Close Accounts You No Longer Use—Internet Safety Guide 101

In the early days of the internet, there were innumerable shady websites that you might have made an account on that are still holding onto your data. Granted a lot of your personal information might have changed but you can never tell what data is still being shared onto those platforms. Over time when these websites are no longer maintained, they become much easier for hackers with updated tools to break into. There might be people masquerading as you on those services too, but you’ll never know because you haven’t checked. 

Try to limit the number of new accounts you create and when you stop using a service. This will also help you cancel any subscriptions you might still be paying for without realizing it. 

Monitor Activity on the Financial Front as an Additional Security Measure

Even if you’re very careful about your personal information and take these online security tips very seriously, there are always chances that data might be leaked elsewhere. AT&T recently experienced a data breach, presumably on a third-party platform, where customer details were leaked online.

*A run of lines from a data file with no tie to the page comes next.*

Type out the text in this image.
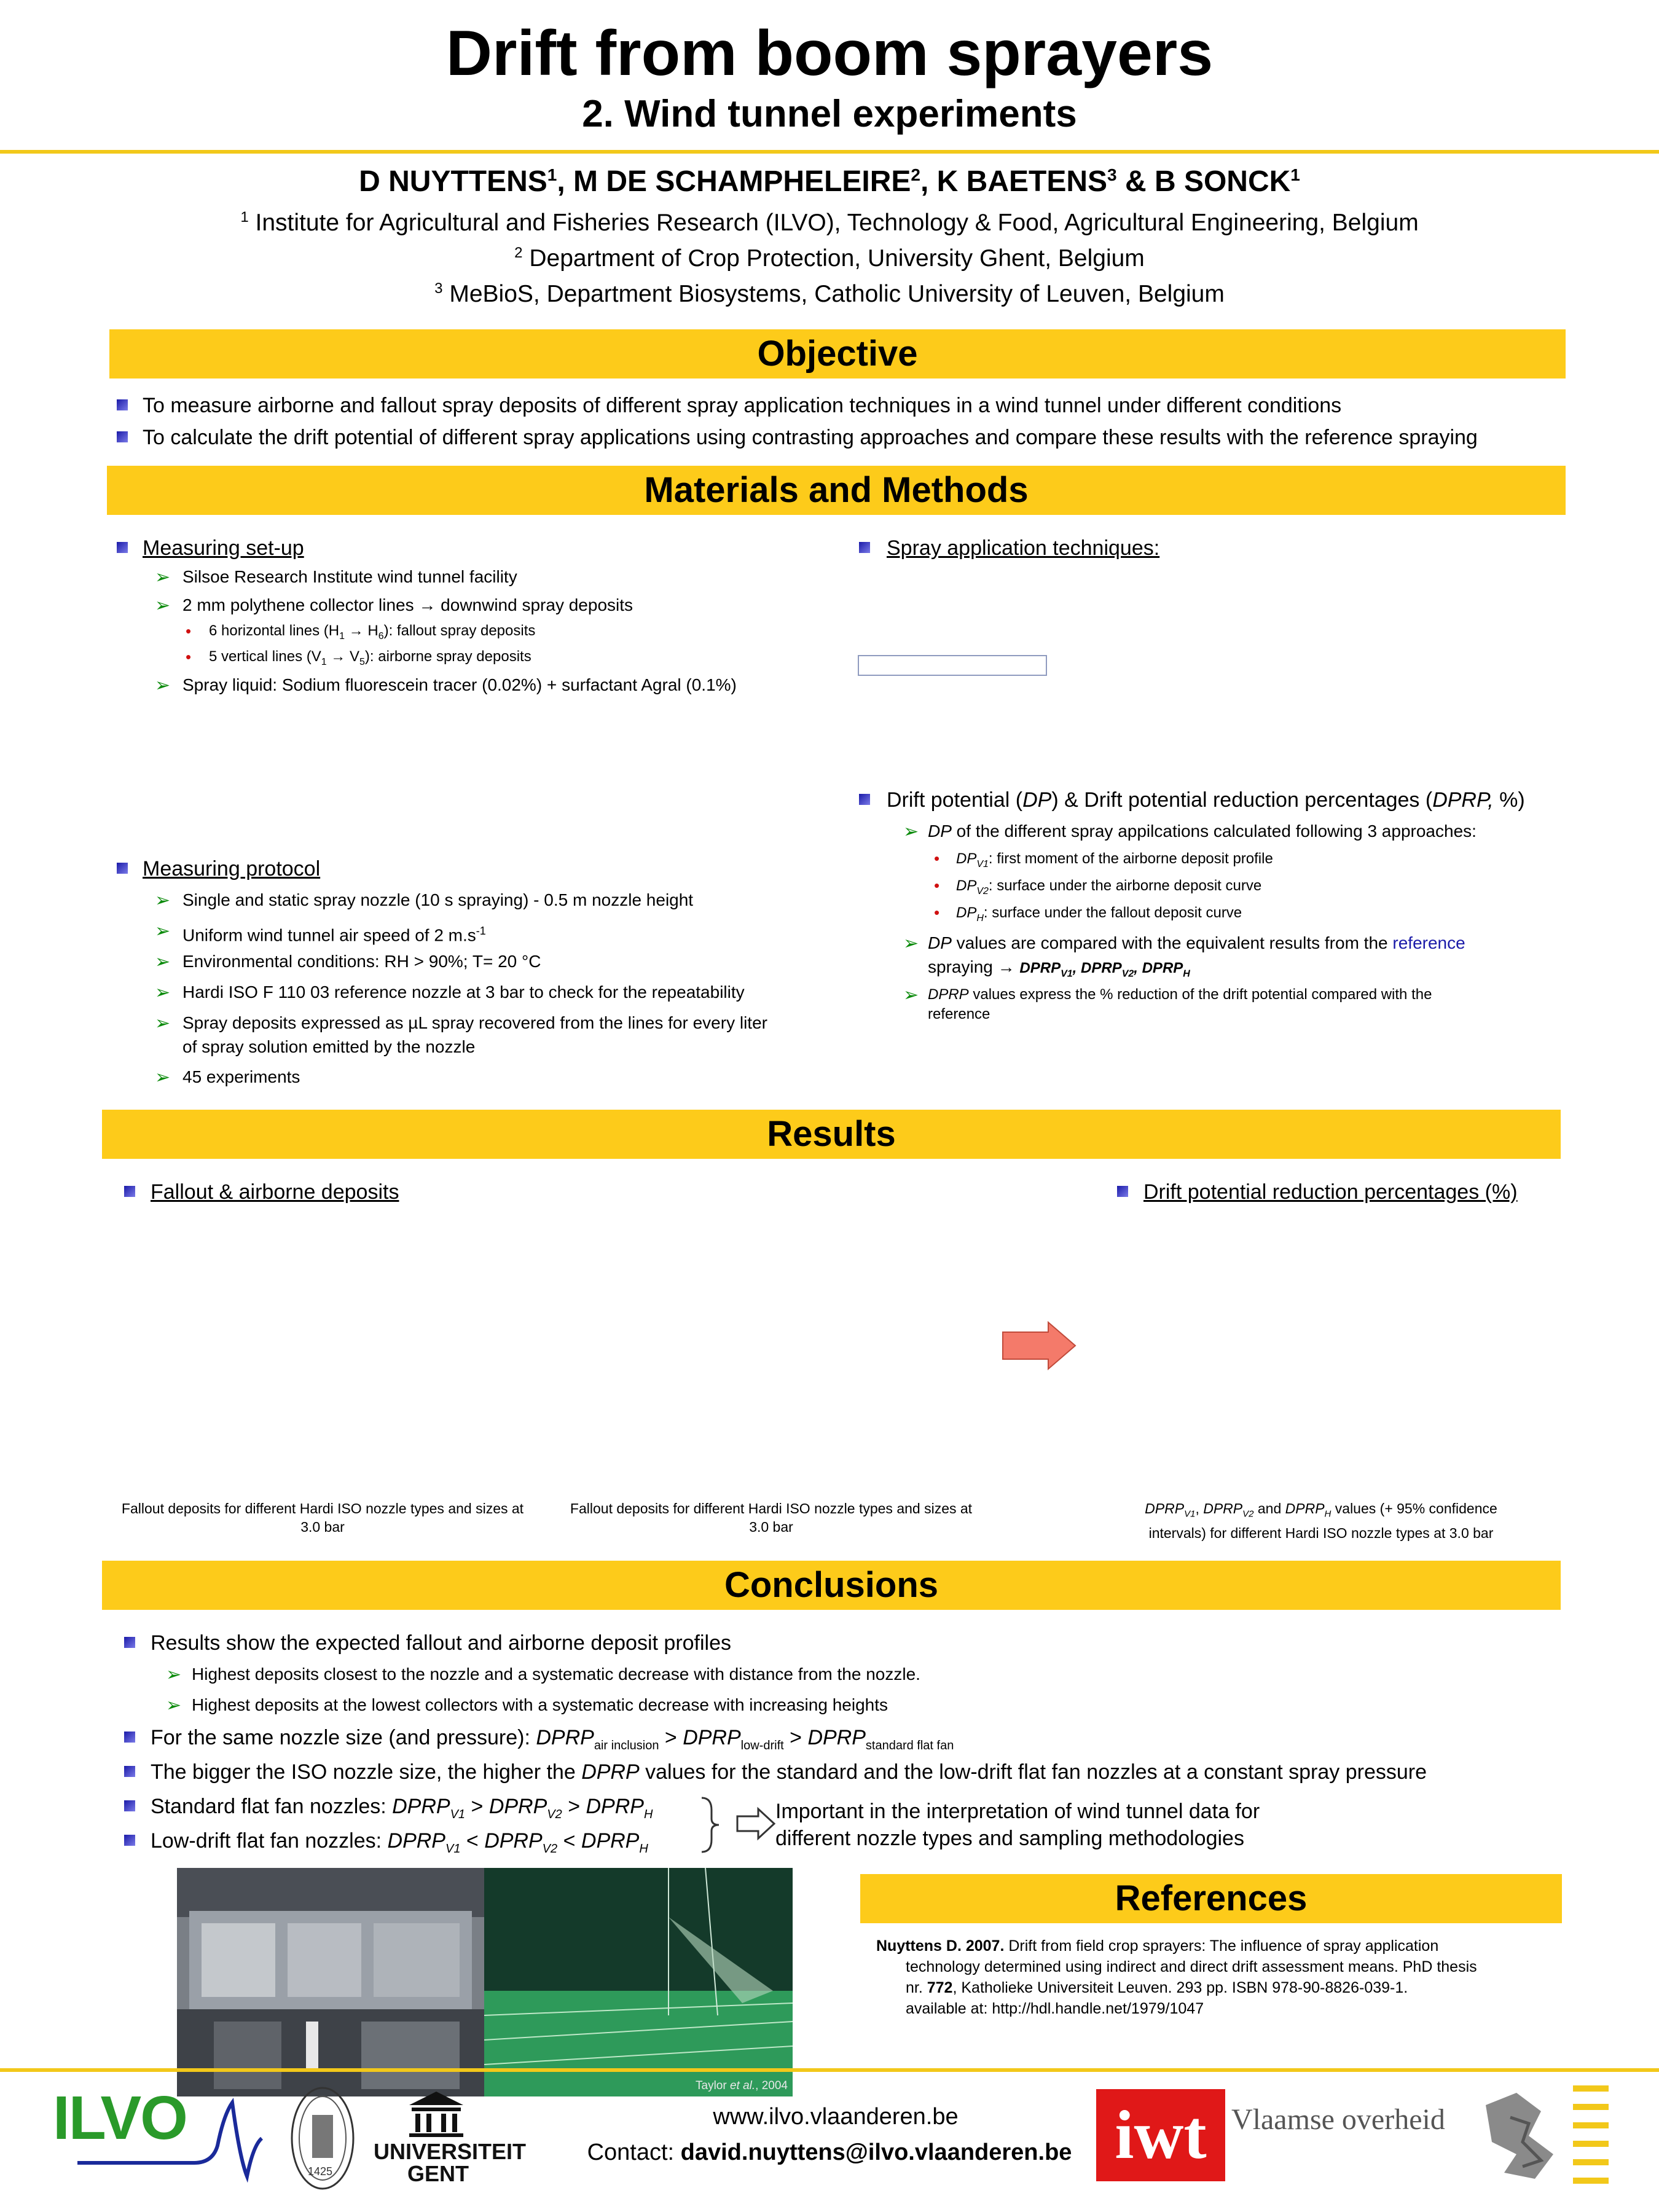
Drift from boom sprayers
2. Wind tunnel experiments
D NUYTTENS$^1$, M DE SCHAMPHELEIRE$^2$, K BAETENS$^3$ & B SONCK$^1$
$^1$ Institute for Agricultural and Fisheries Research (ILVO), Technology & Food, Agricultural Engineering, Belgium
$^2$ Department of Crop Protection, University Ghent, Belgium
$^3$ MeBioS, Department Biosystems, Catholic University of Leuven, Belgium
Objective
To measure airborne and fallout spray deposits of different spray application techniques in a wind tunnel under different conditions
To calculate the drift potential of different spray applications using contrasting approaches and compare these results with the reference spraying
Materials and Methods
Measuring set-up
➢ Silsoe Research Institute wind tunnel facility
➢ 2 mm polythene collector lines → downwind spray deposits
• 6 horizontal lines $(H_1 \to H_6)$: fallout spray deposits
• 5 vertical lines $(V_1 \to V_5)$: airborne spray deposits
➢ Spray liquid: Sodium fluorescein tracer (0.02%) + surfactant Agral (0.1%)
Measuring protocol
➢ Single and static spray nozzle (10 s spraying) - 0.5 m nozzle height
➢ Uniform wind tunnel air speed of 2 $m.s^{-1}$
➢ Environmental conditions: RH > 90%; T= 20 °C
➢ Hardi ISO F 110 03 reference nozzle at 3 bar to check for the repeatability
➢ Spray deposits expressed as µL spray recovered from the lines for every liter
of spray solution emitted by the nozzle
➢ 45 experiments
Spray application techniques:
Drift potential (DP) & Drift potential reduction percentages (DPRP, %)
➢ DP of the different spray appilcations calculated following 3 approaches:
• $DP_{V1}$: first moment of the airborne deposit profile
• $DP_{V2}$: surface under the airborne deposit curve
• $DP_H$: surface under the fallout deposit curve
➢ DP values are compared with the equivalent results from the reference
spraying → $DPRP_{V1}$, $DPRP_{V2}$, $DPRP_H$
➢ DPRP values express the % reduction of the drift potential compared with the
reference
Results
Fallout & airborne deposits	Drift potential reduction percentages (%)
Fallout deposits for different Hardi ISO nozzle types and sizes at
3.0 bar
Fallout deposits for different Hardi ISO nozzle types and sizes at
3.0 bar
$DPRP_{V1}$, $DPRP_{V2}$ and $DPRP_H$ values (+ 95% confidence
intervals) for different Hardi ISO nozzle types at 3.0 bar
Conclusions
Results show the expected fallout and airborne deposit profiles
➢ Highest deposits closest to the nozzle and a systematic decrease with distance from the nozzle.
➢ Highest deposits at the lowest collectors with a systematic decrease with increasing heights
For the same nozzle size (and pressure): $DPRP_{air inclusion}$ > $DPRP_{low-drift}$ > $DPRP_{standard flat fan}$
The bigger the ISO nozzle size, the higher the DPRP values for the standard and the low-drift flat fan nozzles at a constant spray pressure
Standard flat fan nozzles: $DPRP_{V1}$ > $DPRP_{V2}$ > $DPRP_H$
Low-drift flat fan nozzles: $DPRP_{V1}$ < $DPRP_{V2}$ < $DPRP_H$
Important in the interpretation of wind tunnel data for
different nozzle types and sampling methodologies
Taylor et al., 2004
References
Nuyttens D. 2007. Drift from field crop sprayers: The influence of spray application
technology determined using indirect and direct drift assessment means. PhD thesis
nr. 772, Katholieke Universiteit Leuven. 293 pp. ISBN 978-90-8826-039-1.
available at: http://hdl.handle.net/1979/1047
ILVO
1425
UNIVERSITEIT
GENT
www.ilvo.vlaanderen.be
Contact: david.nuyttens@ilvo.vlaanderen.be iwt Vlaamse overheid
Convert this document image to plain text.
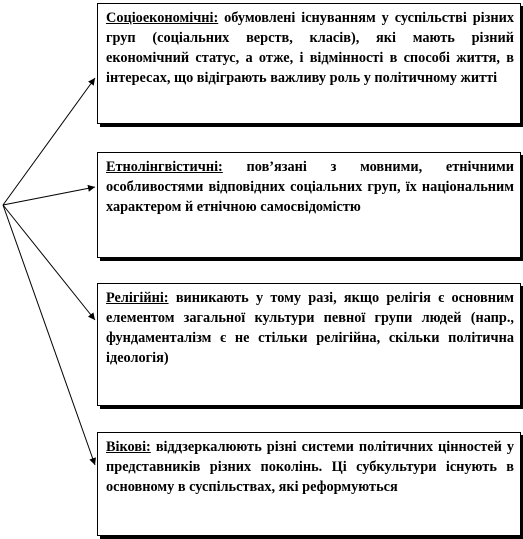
Соціоекономічні: обумовлені існуванням у суспільстві різних груп (соціальних верств, класів), які мають різний економічний статус, а отже, і відмінності в способі життя, в інтересах, що відіграють важливу роль у політичному житті
Етнолінгвістичні: пов’язані з мовними, етнічними особливостями відповідних соціальних груп, їх національним характером й етнічною самосвідомістю
Релігійні: виникають у тому разі, якщо релігія є основним елементом загальної культури певної групи людей (напр., фундаменталізм є не стільки релігійна, скільки політична ідеологія)
Вікові: віддзеркалюють різні системи політичних цінностей у представників різних поколінь. Ці субкультури існують в основному в суспільствах, які реформуються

The company extended free credit monitoring services to those who had financial data leaked but who knows how much their information might have been misused already. 

It’s important to review your credit reports and track your accounts for any unusual activity so you can take action the moment you notice that things don’t add up.

Other online security tips include being careful of what you post online and updating your apps regularly so they have the latest security updates. Avoid downloading content without cross-checking the source, and overall, stay vigilant about the websites you’re visiting when you go online. The internet is a scary place, yes, but it doesn’t have to stay that way. If you keep an eye out for threats and stay up-to-date with the latest security protocols, you should be able to notice when something is amiss. With these cybersecurity best practices in place, you should be able to create a safe space for yourself online.